[State of AI Startups] Memory/Learning, RL Envs & DBT-Fivetran — Sarah Catanzaro, Amplify - Latent Space Recap
Podcast: Latent Space
Published: 2025-12-30
Duration: 29 minutes
Guests: Sarah Catanzaro
Summary
Sarah Catanzaro from Amplify Partners discusses the current landscape of AI startups, highlighting the implications of the DBT-Fivetran merger, the consumerization of AI, and the trend of massive seed funding without clear short-term roadmaps.
What Happened
Sarah Catanzaro, a partner at Amplify Partners, provides insights on the current state of AI startups. She argues against the notion that the DBT-Fivetran merger signals the end of the modern data stack, suggesting instead that it positions the companies for IPO scale with a target of $600M+ combined revenue. Catanzaro points out that frontier labs are effectively using DBT and Fivetran for managing training data and agent analytics, indicating a strong demand for these tools despite the diminished need for large analytics teams.
Catanzaro also reflects on the failure of standalone data catalogs, which she attributes to a focus on human discoverability rather than machine-centric governance. She suggests that metadata services integrated within existing platforms like Snowflake, DBT, and Fivetran have absorbed most of the data catalog functions.
A significant trend discussed is the rise of $100M+ seed rounds, which Catanzaro finds concerning due to the lack of clear roadmaps and rushed investment decisions. She highlights that this trend can lead to a transactional view of funding, where signal and valuation are prioritized over strategic partnerships.
The episode also covers the consumerization of AI through personalization, where memory management and continual learning are seen as key drivers for retention and growth in 2026. Catanzaro emphasizes that AI applications need to adapt dynamically to user preferences and changing environments.
Catanzaro expresses skepticism about the hype surrounding RL environments, suggesting that real-world logs provide richer and more generalizable data than synthetic clones. She argues that the real world should serve as the primary RL environment, aligning with how companies like Cursor leverage actual user activity.

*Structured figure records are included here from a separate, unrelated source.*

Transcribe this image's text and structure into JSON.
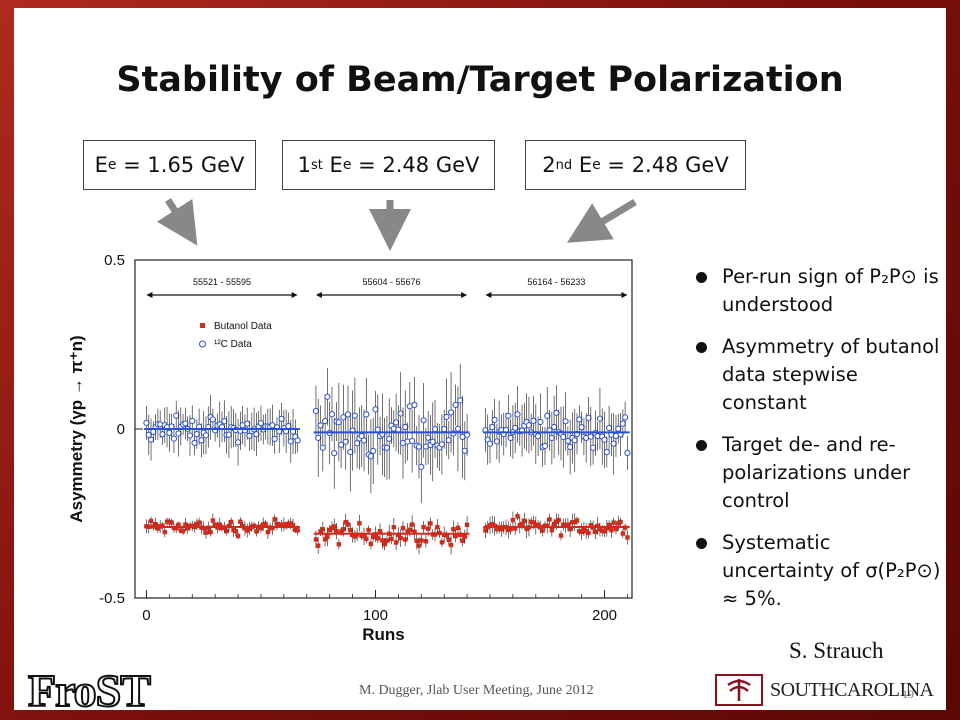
{
  "slide": {
    "title": "Stability of Beam/Target Polarization",
    "energy_boxes": [
      {
        "sup": "",
        "text": "E",
        "sub": "e",
        "rest": " = 1.65 GeV"
      },
      {
        "prefix": "1",
        "sup": "st",
        "text": " E",
        "sub": "e",
        "rest": " = 2.48 GeV"
      },
      {
        "prefix": "2",
        "sup": "nd",
        "text": " E",
        "sub": "e",
        "rest": " = 2.48 GeV"
      }
    ],
    "bullets": [
      "Per-run sign of P₂P⊙ is understood",
      "Asymmetry of butanol data stepwise constant",
      "Target de- and re-polarizations under control",
      "Systematic uncertainty of σ(P₂P⊙) ≈ 5%."
    ],
    "credit": "S. Strauch",
    "footer": "M. Dugger, Jlab User Meeting, June 2012",
    "page_number": "19",
    "logo_left": "FroST",
    "logo_right": "SOUTHCAROLINA"
  },
  "chart_data": {
    "type": "scatter",
    "xlabel": "Runs",
    "ylabel": "Asymmetry (γp → π⁺n)",
    "xlim": [
      -5,
      212
    ],
    "ylim": [
      -0.5,
      0.5
    ],
    "x_ticks": [
      0,
      100,
      200
    ],
    "x_tick_labels": [
      "0",
      "100",
      "200"
    ],
    "y_ticks": [
      0.5,
      0,
      -0.5
    ],
    "y_tick_labels": [
      "0.5",
      "0",
      "-0.5"
    ],
    "legend": {
      "placement": "upper-left",
      "entries": [
        "Butanol Data",
        "¹²C Data"
      ]
    },
    "run_ranges": [
      {
        "label": "55521 - 55595",
        "x": [
          0,
          66
        ]
      },
      {
        "label": "55604 - 55676",
        "x": [
          74,
          140
        ]
      },
      {
        "label": "56164 - 56233",
        "x": [
          148,
          210
        ]
      }
    ],
    "series": [
      {
        "name": "Butanol Data",
        "color": "#d42a1c",
        "marker": "square",
        "segments": [
          {
            "x": [
              0,
              66
            ],
            "mean": -0.29,
            "spread": 0.02,
            "err": 0.015,
            "fit": -0.29
          },
          {
            "x": [
              74,
              140
            ],
            "mean": -0.31,
            "spread": 0.03,
            "err": 0.02,
            "fit": -0.31
          },
          {
            "x": [
              148,
              210
            ],
            "mean": -0.29,
            "spread": 0.02,
            "err": 0.02,
            "fit": -0.29
          }
        ]
      },
      {
        "name": "¹²C Data",
        "color": "#2a50d8",
        "marker": "open-circle",
        "segments": [
          {
            "x": [
              0,
              66
            ],
            "mean": 0.0,
            "spread": 0.03,
            "err": 0.05,
            "fit": 0.0
          },
          {
            "x": [
              74,
              140
            ],
            "mean": -0.01,
            "spread": 0.07,
            "err": 0.09,
            "fit": -0.01
          },
          {
            "x": [
              148,
              210
            ],
            "mean": -0.01,
            "spread": 0.05,
            "err": 0.07,
            "fit": -0.01
          }
        ]
      }
    ],
    "fit_lines": [
      {
        "series": "¹²C Data",
        "color": "#2a50d8"
      },
      {
        "series": "Butanol Data",
        "color": "#d42a1c"
      }
    ]
  }
}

Finally, Catanzaro outlines her investment thesis which centers on startups that tackle hard research problems like Retrieval-Augmented Generation (RAG) and rule-following, pairing them with transformative applications that were previously unattainable.
Key Insights
- The merger of DBT and Fivetran is aimed at reaching IPO scale with a target of $600M+ combined revenue, positioning them as key tools for managing training data and agent analytics in AI startups.

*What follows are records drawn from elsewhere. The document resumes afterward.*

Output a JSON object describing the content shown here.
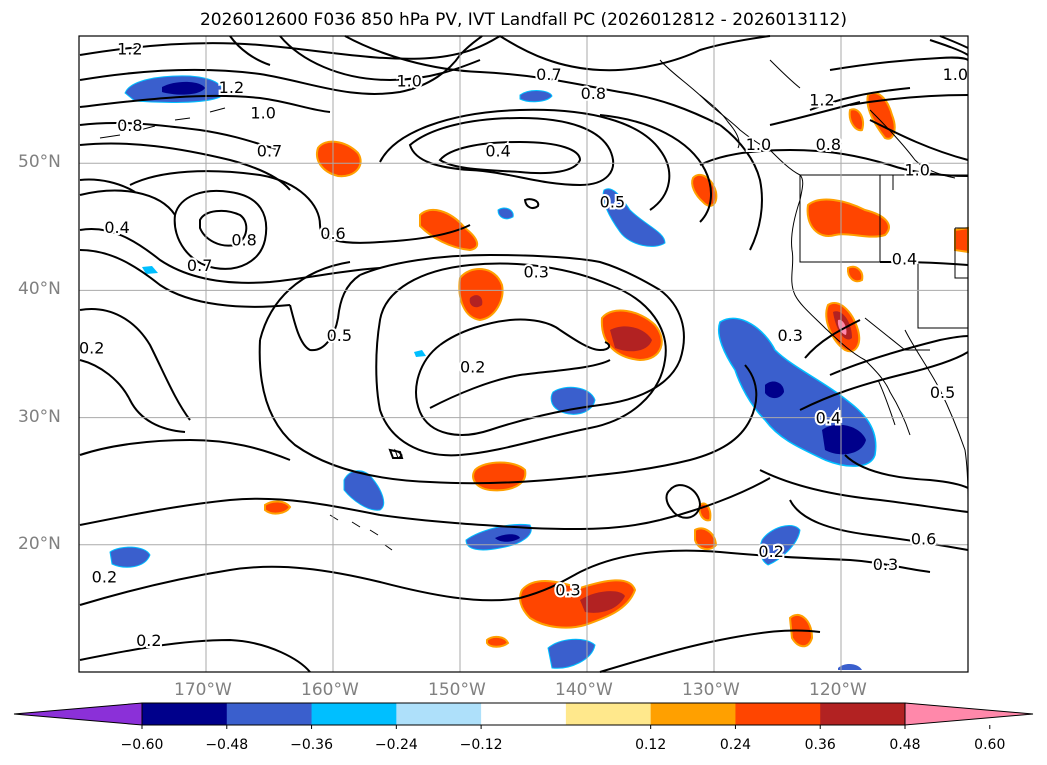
{
  "title": "2026012600 F036 850 hPa PV, IVT Landfall PC (2026012812 - 2026013112)",
  "map": {
    "lon_range": [
      -180,
      -110
    ],
    "lat_range": [
      10,
      60
    ],
    "lat_labels": [
      {
        "lat": 50,
        "label": "50°N"
      },
      {
        "lat": 40,
        "label": "40°N"
      },
      {
        "lat": 30,
        "label": "30°N"
      },
      {
        "lat": 20,
        "label": "20°N"
      }
    ],
    "lon_labels": [
      {
        "lon": -170,
        "label": "170°W"
      },
      {
        "lon": -160,
        "label": "160°W"
      },
      {
        "lon": -150,
        "label": "150°W"
      },
      {
        "lon": -140,
        "label": "140°W"
      },
      {
        "lon": -130,
        "label": "130°W"
      },
      {
        "lon": -120,
        "label": "120°W"
      }
    ],
    "grid_color": "#aaaaaa",
    "contour_labels": [
      {
        "text": "1.2",
        "lon": -176,
        "lat": 59
      },
      {
        "text": "1.2",
        "lon": -168,
        "lat": 56
      },
      {
        "text": "1.0",
        "lon": -165.5,
        "lat": 54
      },
      {
        "text": "1.0",
        "lon": -154,
        "lat": 56.5
      },
      {
        "text": "0.8",
        "lon": -176,
        "lat": 53
      },
      {
        "text": "0.7",
        "lon": -165,
        "lat": 51
      },
      {
        "text": "0.7",
        "lon": -143,
        "lat": 57
      },
      {
        "text": "0.8",
        "lon": -139.5,
        "lat": 55.5
      },
      {
        "text": "0.4",
        "lon": -147,
        "lat": 51
      },
      {
        "text": "0.5",
        "lon": -138,
        "lat": 47
      },
      {
        "text": "0.4",
        "lon": -177,
        "lat": 45
      },
      {
        "text": "0.8",
        "lon": -167,
        "lat": 44
      },
      {
        "text": "0.7",
        "lon": -170.5,
        "lat": 42
      },
      {
        "text": "0.6",
        "lon": -160,
        "lat": 44.5
      },
      {
        "text": "0.3",
        "lon": -144,
        "lat": 41.5
      },
      {
        "text": "0.5",
        "lon": -159.5,
        "lat": 36.5
      },
      {
        "text": "0.2",
        "lon": -179,
        "lat": 35.5
      },
      {
        "text": "0.2",
        "lon": -149,
        "lat": 34
      },
      {
        "text": "1.0",
        "lon": -126.5,
        "lat": 51.5
      },
      {
        "text": "0.8",
        "lon": -121,
        "lat": 51.5
      },
      {
        "text": "1.2",
        "lon": -121.5,
        "lat": 55
      },
      {
        "text": "1.0",
        "lon": -114,
        "lat": 49.5
      },
      {
        "text": "1.0",
        "lon": -111,
        "lat": 57
      },
      {
        "text": "0.4",
        "lon": -115,
        "lat": 42.5
      },
      {
        "text": "0.3",
        "lon": -124,
        "lat": 36.5
      },
      {
        "text": "0.4",
        "lon": -121,
        "lat": 30
      },
      {
        "text": "0.5",
        "lon": -112,
        "lat": 32
      },
      {
        "text": "0.6",
        "lon": -113.5,
        "lat": 20.5
      },
      {
        "text": "0.3",
        "lon": -116.5,
        "lat": 18.5
      },
      {
        "text": "0.2",
        "lon": -125.5,
        "lat": 19.5
      },
      {
        "text": "0.3",
        "lon": -141.5,
        "lat": 16.5
      },
      {
        "text": "0.2",
        "lon": -178,
        "lat": 17.5
      },
      {
        "text": "0.2",
        "lon": -174.5,
        "lat": 12.5
      }
    ],
    "shading_colors": {
      "neg_strong": "#00008b",
      "neg_mid": "#3a5fcd",
      "neg_weak": "#00bfff",
      "pos_weak": "#ff8c00",
      "pos_mid": "#ff4500",
      "pos_strong": "#b22222",
      "pos_max": "#ff88aa"
    }
  },
  "colorbar": {
    "colors": [
      "#8b30d8",
      "#00008b",
      "#3a5fcd",
      "#00bfff",
      "#aee0fa",
      "#ffffff",
      "#ffe88c",
      "#ffa000",
      "#ff4500",
      "#b22222",
      "#ff88aa"
    ],
    "tick_labels": [
      "−0.60",
      "−0.48",
      "−0.36",
      "−0.24",
      "−0.12",
      "0.12",
      "0.24",
      "0.36",
      "0.48",
      "0.60"
    ]
  }
}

- Standalone data catalogs have failed due to their focus on human discoverability, while metadata services integrated within platforms like Snowflake, DBT, and Fivetran have taken over their functions.
- The trend of $100M+ seed rounds in AI startups is concerning due to a lack of clear roadmaps and rushed investment decisions, leading to a transactional view of funding that prioritizes signal and valuation over strategic partnerships.
- Real-world logs are considered more valuable than synthetic clones for reinforcement learning environments, as they provide richer and more generalizable data, aligning with practices of companies like Cursor.